What does the fractal dimension of a julia set tell us?

[fractal_dust]

Different julia sets have different dimension, and it seems possible to calculate in many cases. I know the fractal dimension is somewhat related to how crumpled and crinkled the shape is but are there more precise information we can find from the dimension of a fractal?

I also read that all the julia sets that come from outside the mandelbrot are equivalent to the cantor set.. as I understand it there should be a function which pushes the points around a bit to flatten the julia set into a cantor set, but it does not seem like anyone has explicitly found this function?

[Prokofiev]

Hello,
To know more about fractal dimension you can have a look at Wikipedia: http://en.wikipedia.org/wiki/Fractal_dimension. This article is a bit of a mess, but the main information is there.
The fractal dimension tells us also how its "measure" grows as its size grows.

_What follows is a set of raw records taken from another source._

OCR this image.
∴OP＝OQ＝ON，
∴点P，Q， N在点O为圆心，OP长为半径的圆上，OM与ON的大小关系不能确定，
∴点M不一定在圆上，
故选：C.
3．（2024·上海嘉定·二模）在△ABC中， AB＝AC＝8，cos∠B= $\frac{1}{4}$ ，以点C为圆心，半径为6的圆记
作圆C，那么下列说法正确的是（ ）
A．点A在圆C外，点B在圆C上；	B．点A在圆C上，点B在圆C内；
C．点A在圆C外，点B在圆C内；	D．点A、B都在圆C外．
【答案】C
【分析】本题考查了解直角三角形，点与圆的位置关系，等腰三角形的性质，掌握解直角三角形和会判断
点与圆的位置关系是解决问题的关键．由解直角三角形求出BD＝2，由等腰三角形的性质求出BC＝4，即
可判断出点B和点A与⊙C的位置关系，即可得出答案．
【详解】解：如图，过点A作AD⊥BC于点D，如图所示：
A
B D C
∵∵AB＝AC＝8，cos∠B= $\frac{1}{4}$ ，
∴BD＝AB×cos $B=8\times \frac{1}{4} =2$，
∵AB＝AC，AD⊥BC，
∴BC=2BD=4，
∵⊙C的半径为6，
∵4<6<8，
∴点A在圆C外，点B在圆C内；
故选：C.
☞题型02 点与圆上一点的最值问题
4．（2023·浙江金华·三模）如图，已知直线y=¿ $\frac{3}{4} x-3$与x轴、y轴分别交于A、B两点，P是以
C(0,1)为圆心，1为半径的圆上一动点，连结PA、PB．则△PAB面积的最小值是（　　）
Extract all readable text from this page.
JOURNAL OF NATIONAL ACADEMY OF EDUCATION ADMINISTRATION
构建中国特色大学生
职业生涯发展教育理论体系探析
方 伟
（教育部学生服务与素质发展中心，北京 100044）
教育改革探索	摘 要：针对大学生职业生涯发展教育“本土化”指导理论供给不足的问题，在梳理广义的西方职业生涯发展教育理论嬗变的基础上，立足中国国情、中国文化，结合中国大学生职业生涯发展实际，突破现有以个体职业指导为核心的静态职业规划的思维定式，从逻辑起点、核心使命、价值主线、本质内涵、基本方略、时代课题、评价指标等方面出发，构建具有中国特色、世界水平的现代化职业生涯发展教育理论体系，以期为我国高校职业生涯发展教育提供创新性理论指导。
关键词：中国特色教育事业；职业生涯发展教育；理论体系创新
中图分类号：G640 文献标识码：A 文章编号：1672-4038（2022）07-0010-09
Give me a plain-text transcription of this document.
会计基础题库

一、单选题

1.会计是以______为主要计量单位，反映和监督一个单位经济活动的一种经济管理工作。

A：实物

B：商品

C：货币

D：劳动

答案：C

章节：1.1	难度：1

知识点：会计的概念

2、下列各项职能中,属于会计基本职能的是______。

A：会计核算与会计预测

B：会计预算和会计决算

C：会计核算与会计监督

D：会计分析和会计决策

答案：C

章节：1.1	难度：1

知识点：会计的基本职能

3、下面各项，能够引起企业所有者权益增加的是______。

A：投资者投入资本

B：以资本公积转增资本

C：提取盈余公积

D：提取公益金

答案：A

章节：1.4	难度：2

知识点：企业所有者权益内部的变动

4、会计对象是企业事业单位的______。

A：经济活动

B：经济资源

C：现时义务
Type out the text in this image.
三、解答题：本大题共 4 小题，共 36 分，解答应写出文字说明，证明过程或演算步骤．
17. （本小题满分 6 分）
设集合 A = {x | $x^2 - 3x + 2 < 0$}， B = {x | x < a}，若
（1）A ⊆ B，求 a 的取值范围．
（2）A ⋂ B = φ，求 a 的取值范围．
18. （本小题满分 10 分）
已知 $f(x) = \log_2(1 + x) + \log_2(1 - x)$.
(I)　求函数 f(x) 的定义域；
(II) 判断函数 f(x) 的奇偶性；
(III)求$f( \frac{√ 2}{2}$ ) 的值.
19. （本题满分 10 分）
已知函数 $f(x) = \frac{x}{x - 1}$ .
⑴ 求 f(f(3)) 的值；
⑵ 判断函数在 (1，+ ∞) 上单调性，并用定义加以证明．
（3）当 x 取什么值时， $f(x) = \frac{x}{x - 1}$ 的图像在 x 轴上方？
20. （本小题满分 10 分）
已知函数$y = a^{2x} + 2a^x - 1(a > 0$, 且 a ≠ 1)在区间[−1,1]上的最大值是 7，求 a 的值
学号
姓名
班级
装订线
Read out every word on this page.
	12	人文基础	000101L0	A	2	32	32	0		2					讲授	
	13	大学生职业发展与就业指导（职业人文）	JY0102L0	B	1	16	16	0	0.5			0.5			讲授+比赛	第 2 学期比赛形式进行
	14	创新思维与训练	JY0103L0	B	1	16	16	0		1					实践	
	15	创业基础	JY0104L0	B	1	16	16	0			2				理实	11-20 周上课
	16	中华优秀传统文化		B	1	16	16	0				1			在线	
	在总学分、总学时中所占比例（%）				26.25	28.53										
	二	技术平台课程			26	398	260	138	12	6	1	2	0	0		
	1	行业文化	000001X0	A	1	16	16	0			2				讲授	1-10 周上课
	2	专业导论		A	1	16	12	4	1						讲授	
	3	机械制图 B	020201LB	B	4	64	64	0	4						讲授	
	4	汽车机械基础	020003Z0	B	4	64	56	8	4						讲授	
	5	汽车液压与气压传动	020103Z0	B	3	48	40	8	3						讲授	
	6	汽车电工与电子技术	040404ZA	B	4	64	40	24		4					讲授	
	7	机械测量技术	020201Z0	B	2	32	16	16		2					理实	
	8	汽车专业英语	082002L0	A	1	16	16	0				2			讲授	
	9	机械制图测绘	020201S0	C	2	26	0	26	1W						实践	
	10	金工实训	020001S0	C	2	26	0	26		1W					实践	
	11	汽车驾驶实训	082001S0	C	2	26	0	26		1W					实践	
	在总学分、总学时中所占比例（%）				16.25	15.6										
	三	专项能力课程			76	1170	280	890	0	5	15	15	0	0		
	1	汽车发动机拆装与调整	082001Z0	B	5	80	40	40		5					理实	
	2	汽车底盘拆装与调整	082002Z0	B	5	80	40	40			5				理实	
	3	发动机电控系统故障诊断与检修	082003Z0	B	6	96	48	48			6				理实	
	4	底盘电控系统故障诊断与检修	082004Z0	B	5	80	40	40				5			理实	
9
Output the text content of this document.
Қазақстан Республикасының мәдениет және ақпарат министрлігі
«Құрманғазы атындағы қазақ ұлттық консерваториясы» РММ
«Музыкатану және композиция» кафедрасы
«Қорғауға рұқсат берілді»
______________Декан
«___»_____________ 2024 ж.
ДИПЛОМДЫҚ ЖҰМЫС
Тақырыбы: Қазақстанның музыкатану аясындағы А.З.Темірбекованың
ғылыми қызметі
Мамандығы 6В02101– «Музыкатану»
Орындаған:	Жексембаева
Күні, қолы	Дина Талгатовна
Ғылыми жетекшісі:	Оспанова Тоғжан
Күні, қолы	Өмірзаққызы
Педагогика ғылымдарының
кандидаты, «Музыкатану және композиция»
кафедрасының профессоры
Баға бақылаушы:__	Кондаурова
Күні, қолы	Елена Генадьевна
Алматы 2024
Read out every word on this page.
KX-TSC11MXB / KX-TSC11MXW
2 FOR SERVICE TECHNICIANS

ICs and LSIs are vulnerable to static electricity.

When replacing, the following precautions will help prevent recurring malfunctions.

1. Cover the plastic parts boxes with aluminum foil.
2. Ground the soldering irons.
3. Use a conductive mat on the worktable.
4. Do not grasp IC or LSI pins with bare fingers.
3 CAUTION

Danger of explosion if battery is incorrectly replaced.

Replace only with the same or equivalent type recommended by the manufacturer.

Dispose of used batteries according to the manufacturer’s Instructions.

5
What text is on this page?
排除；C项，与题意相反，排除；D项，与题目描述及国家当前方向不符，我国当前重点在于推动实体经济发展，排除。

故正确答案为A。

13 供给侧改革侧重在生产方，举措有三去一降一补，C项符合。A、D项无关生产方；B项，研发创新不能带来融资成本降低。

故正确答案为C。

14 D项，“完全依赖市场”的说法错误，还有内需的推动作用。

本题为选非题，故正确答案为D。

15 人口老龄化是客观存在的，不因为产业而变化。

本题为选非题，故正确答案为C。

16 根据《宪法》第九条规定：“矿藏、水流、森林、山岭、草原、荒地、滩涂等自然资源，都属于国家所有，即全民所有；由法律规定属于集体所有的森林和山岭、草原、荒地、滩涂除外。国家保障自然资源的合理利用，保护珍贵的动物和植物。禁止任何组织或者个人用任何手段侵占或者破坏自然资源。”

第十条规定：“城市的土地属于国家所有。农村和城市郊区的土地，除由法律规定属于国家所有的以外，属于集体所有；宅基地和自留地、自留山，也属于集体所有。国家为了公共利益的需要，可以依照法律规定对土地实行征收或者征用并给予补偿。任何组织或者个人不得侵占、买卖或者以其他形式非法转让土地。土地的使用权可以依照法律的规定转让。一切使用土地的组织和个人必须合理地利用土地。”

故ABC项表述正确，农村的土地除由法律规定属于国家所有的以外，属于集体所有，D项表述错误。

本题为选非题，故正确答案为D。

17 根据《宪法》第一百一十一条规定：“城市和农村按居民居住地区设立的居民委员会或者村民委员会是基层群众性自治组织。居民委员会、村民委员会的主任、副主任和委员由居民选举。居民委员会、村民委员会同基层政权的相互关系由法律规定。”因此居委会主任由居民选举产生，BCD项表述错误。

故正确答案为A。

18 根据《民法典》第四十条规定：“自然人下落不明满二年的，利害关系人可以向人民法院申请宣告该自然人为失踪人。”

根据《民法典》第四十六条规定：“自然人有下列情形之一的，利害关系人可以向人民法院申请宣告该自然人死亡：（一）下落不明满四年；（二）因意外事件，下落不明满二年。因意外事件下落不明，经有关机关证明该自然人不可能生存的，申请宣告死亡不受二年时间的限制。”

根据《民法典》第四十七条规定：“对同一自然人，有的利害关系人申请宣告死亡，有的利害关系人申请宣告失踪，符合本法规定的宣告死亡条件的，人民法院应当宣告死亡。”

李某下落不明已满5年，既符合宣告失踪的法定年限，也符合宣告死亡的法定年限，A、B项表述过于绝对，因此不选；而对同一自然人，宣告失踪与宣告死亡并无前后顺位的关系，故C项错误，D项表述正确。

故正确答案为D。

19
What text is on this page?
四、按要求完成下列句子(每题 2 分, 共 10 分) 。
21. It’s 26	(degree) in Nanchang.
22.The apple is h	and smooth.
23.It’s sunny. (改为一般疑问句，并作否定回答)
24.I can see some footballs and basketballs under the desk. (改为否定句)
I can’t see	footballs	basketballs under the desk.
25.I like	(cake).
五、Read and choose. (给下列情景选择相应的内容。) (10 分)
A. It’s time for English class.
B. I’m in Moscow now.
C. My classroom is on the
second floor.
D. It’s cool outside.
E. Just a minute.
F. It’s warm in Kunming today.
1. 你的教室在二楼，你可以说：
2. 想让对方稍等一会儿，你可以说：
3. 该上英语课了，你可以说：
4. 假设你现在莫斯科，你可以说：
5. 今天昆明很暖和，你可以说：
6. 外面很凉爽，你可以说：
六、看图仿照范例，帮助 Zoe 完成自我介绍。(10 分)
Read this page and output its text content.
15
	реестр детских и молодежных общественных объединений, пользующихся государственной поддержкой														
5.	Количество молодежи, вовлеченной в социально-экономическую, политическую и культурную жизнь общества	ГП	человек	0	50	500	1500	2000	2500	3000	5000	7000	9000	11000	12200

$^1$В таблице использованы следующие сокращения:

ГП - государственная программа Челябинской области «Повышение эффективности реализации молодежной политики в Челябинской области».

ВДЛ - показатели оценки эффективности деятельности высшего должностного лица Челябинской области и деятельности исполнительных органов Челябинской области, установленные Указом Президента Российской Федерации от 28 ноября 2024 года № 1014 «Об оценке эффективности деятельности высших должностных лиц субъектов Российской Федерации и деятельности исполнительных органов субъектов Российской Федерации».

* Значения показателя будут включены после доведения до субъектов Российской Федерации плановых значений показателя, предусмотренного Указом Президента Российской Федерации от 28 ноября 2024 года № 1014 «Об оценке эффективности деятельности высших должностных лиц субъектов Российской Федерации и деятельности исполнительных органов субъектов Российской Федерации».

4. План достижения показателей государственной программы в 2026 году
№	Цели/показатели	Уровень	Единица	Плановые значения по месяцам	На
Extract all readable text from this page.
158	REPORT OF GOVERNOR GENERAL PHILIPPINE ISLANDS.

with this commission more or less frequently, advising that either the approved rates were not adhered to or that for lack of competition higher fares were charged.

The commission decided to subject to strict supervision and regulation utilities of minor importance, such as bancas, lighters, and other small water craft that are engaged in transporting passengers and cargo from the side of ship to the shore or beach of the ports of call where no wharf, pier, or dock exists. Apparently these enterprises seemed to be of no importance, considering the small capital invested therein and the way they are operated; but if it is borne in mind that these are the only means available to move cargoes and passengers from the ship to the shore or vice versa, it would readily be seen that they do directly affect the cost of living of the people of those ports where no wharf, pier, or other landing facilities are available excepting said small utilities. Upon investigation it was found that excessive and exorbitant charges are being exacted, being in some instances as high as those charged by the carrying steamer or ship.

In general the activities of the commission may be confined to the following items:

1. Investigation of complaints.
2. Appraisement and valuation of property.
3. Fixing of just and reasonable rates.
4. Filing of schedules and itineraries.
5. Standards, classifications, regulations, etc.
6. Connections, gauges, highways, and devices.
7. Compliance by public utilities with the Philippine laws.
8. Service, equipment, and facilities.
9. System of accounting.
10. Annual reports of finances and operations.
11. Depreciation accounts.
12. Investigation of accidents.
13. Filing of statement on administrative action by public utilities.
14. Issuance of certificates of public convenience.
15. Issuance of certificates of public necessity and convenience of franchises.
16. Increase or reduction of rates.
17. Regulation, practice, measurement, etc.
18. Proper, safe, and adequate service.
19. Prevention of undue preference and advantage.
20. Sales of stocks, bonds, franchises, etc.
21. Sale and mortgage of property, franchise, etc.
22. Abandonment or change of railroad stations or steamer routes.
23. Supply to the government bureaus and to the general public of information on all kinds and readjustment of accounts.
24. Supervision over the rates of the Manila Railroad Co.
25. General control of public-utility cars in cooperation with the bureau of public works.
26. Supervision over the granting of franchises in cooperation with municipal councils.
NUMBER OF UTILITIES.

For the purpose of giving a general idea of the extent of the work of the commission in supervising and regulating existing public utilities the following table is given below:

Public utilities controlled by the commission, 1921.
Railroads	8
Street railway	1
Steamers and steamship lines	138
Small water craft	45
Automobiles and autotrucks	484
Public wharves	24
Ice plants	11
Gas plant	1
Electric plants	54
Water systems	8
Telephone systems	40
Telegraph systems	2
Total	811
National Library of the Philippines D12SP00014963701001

All julia sets that come outside the Mandelbrot set are disconnected (That's one of the definitions of the Mandelbrot set, by the way). It means that they are made of disconected points, like the cantor set. I never encountered any function that could transform any Julia Set into the Cantor set.

[lkmitch]

The Julia set for 0+0i is just a disk and the fractal dimension of its boundary is 1.  So maybe the fractal dimension of the boundaries of filled-in Julia sets is related to the distance of c to the boundary of the Mandelbrot set.